Poor, nervous, shaken black mammy had been sent home to rest.

Dainty would not need any one, now that she had her ghost alarm, the young man said, smilingly; and every one understood his determination to protect his love at every hazard. The guilty party must have felt rather disconcerted at the turn affairs had taken.

Black mammy had not told any one yet that she had a clew by which she hoped to win the reward Love had offered for the detection of the impostor; but after she had grappled with the wretch who was bearing off Dainty, she had found in the claw-like grasp of her fingers some bits of torn torchon lace that might have been clutched forcibly from the sleeve of a night-dress.

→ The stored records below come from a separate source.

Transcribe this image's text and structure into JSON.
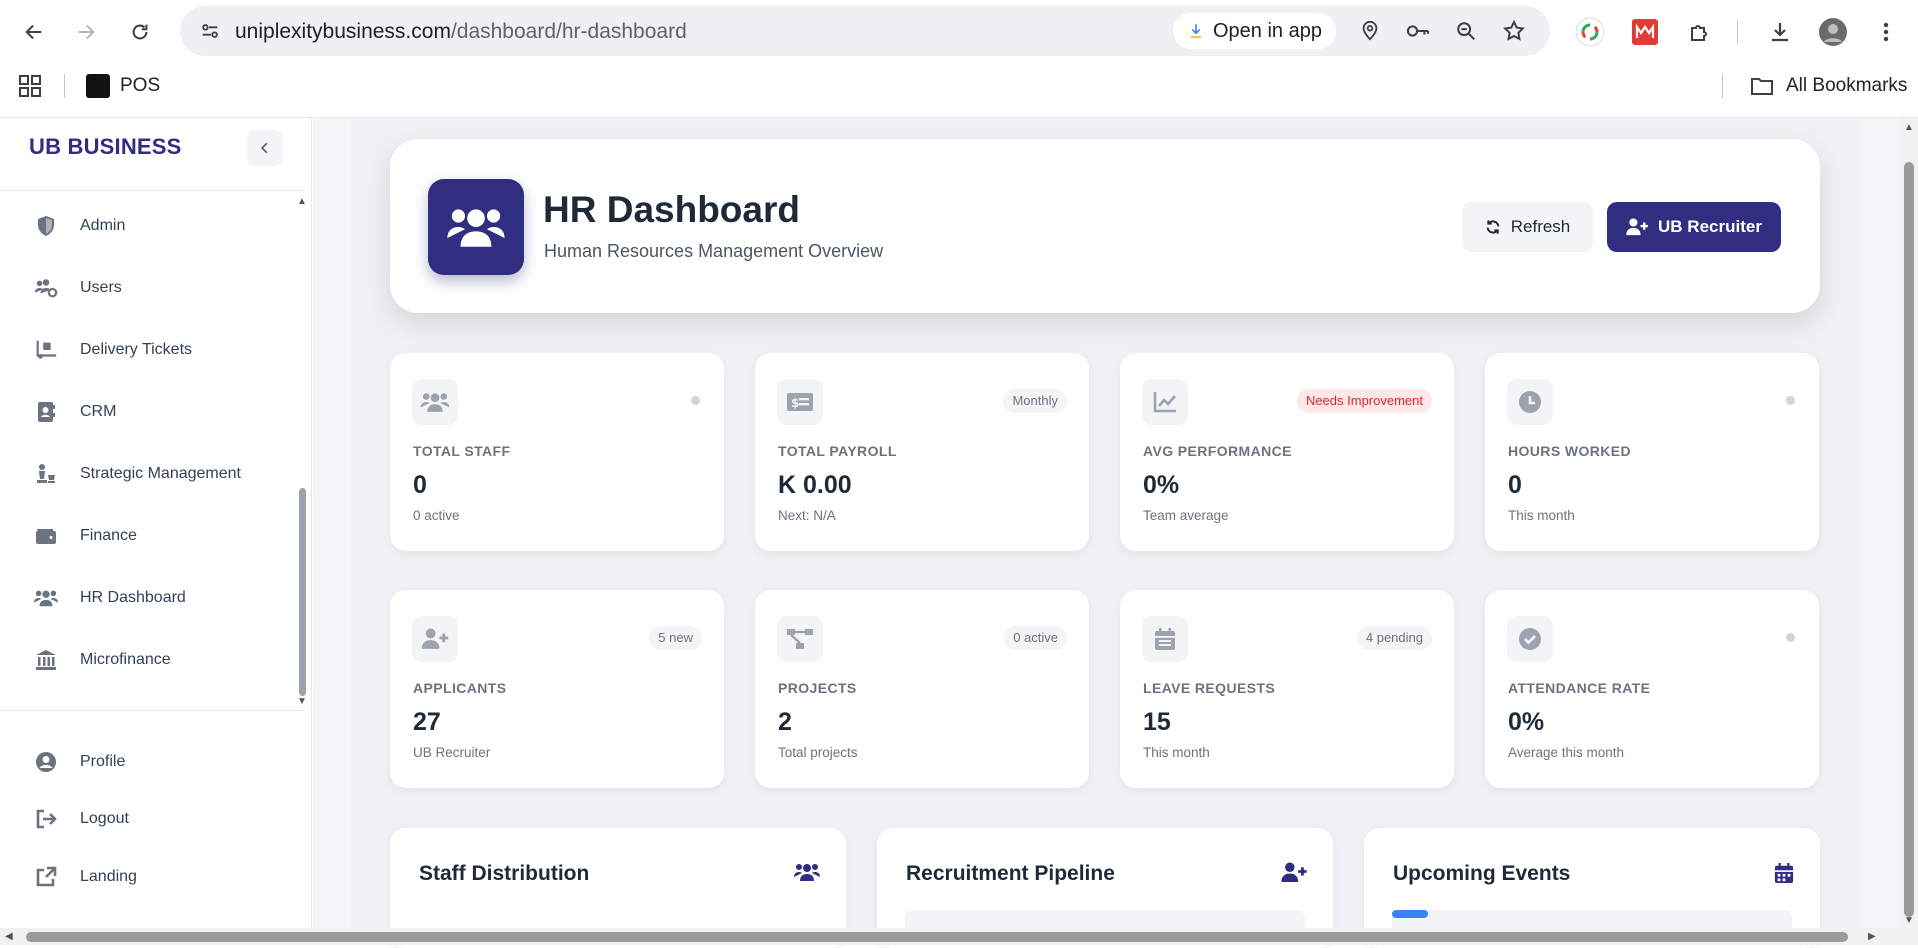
{
  "browser": {
    "url_host": "uniplexitybusiness.com",
    "url_path": "/dashboard/hr-dashboard",
    "open_in_app": "Open in app",
    "bookmarks": [
      {
        "label": "POS"
      }
    ],
    "all_bookmarks": "All Bookmarks"
  },
  "sidebar": {
    "brand": "UB BUSINESS",
    "items": [
      {
        "label": "Admin",
        "icon": "shield-icon"
      },
      {
        "label": "Users",
        "icon": "users-cog-icon"
      },
      {
        "label": "Delivery Tickets",
        "icon": "truck-loading-icon"
      },
      {
        "label": "CRM",
        "icon": "address-book-icon"
      },
      {
        "label": "Strategic Management",
        "icon": "chess-icon"
      },
      {
        "label": "Finance",
        "icon": "wallet-icon"
      },
      {
        "label": "HR Dashboard",
        "icon": "users-icon"
      },
      {
        "label": "Microfinance",
        "icon": "bank-icon"
      }
    ],
    "footer_items": [
      {
        "label": "Profile",
        "icon": "user-circle-icon"
      },
      {
        "label": "Logout",
        "icon": "logout-icon"
      },
      {
        "label": "Landing",
        "icon": "external-link-icon"
      }
    ]
  },
  "header": {
    "title": "HR Dashboard",
    "subtitle": "Human Resources Management Overview",
    "refresh_label": "Refresh",
    "recruiter_label": "UB Recruiter"
  },
  "stats": [
    {
      "label": "TOTAL STAFF",
      "value": "0",
      "sub": "0 active",
      "badge": "",
      "icon": "users-icon"
    },
    {
      "label": "TOTAL PAYROLL",
      "value": "K 0.00",
      "sub": "Next: N/A",
      "badge": "Monthly",
      "icon": "money-check-icon"
    },
    {
      "label": "AVG PERFORMANCE",
      "value": "0%",
      "sub": "Team average",
      "badge": "Needs Improvement",
      "icon": "chart-line-icon"
    },
    {
      "label": "HOURS WORKED",
      "value": "0",
      "sub": "This month",
      "badge": "",
      "icon": "clock-icon"
    },
    {
      "label": "APPLICANTS",
      "value": "27",
      "sub": "UB Recruiter",
      "badge": "5 new",
      "icon": "user-plus-icon"
    },
    {
      "label": "PROJECTS",
      "value": "2",
      "sub": "Total projects",
      "badge": "0 active",
      "icon": "project-diagram-icon"
    },
    {
      "label": "LEAVE REQUESTS",
      "value": "15",
      "sub": "This month",
      "badge": "4 pending",
      "icon": "calendar-icon"
    },
    {
      "label": "ATTENDANCE RATE",
      "value": "0%",
      "sub": "Average this month",
      "badge": "",
      "icon": "check-circle-icon"
    }
  ],
  "panels": [
    {
      "title": "Staff Distribution",
      "icon": "users-icon"
    },
    {
      "title": "Recruitment Pipeline",
      "icon": "user-plus-icon"
    },
    {
      "title": "Upcoming Events",
      "icon": "calendar-icon"
    }
  ],
  "colors": {
    "brand": "#312e81",
    "warning_badge_bg": "#fde8e8",
    "warning_badge_text": "#dc2626",
    "page_bg": "#f0f1f4"
  }
}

She kept the fragments carefully, determining to find the garment they matched.


CHAPTER XVII.
THE NIGHT BEFORE THE WEDDING.

Apparently the Ellsworth ghost became disgusted with the prosaic means adapted to secure its identification.

From that horror-haunted night it ceased to invade Dainty's chamber with its grewsome cough and ghoulish presence.

It was true that in some of her occasional solitary moments, in some quiet twilight hour, she had been startled by the sound of that hateful cough, coming from apparently nowhere; but she fled at once in terror from the spot, and forebore to mention it to her lover, who was radiantly happy, deeming that the malicious ghost was exorcised forever.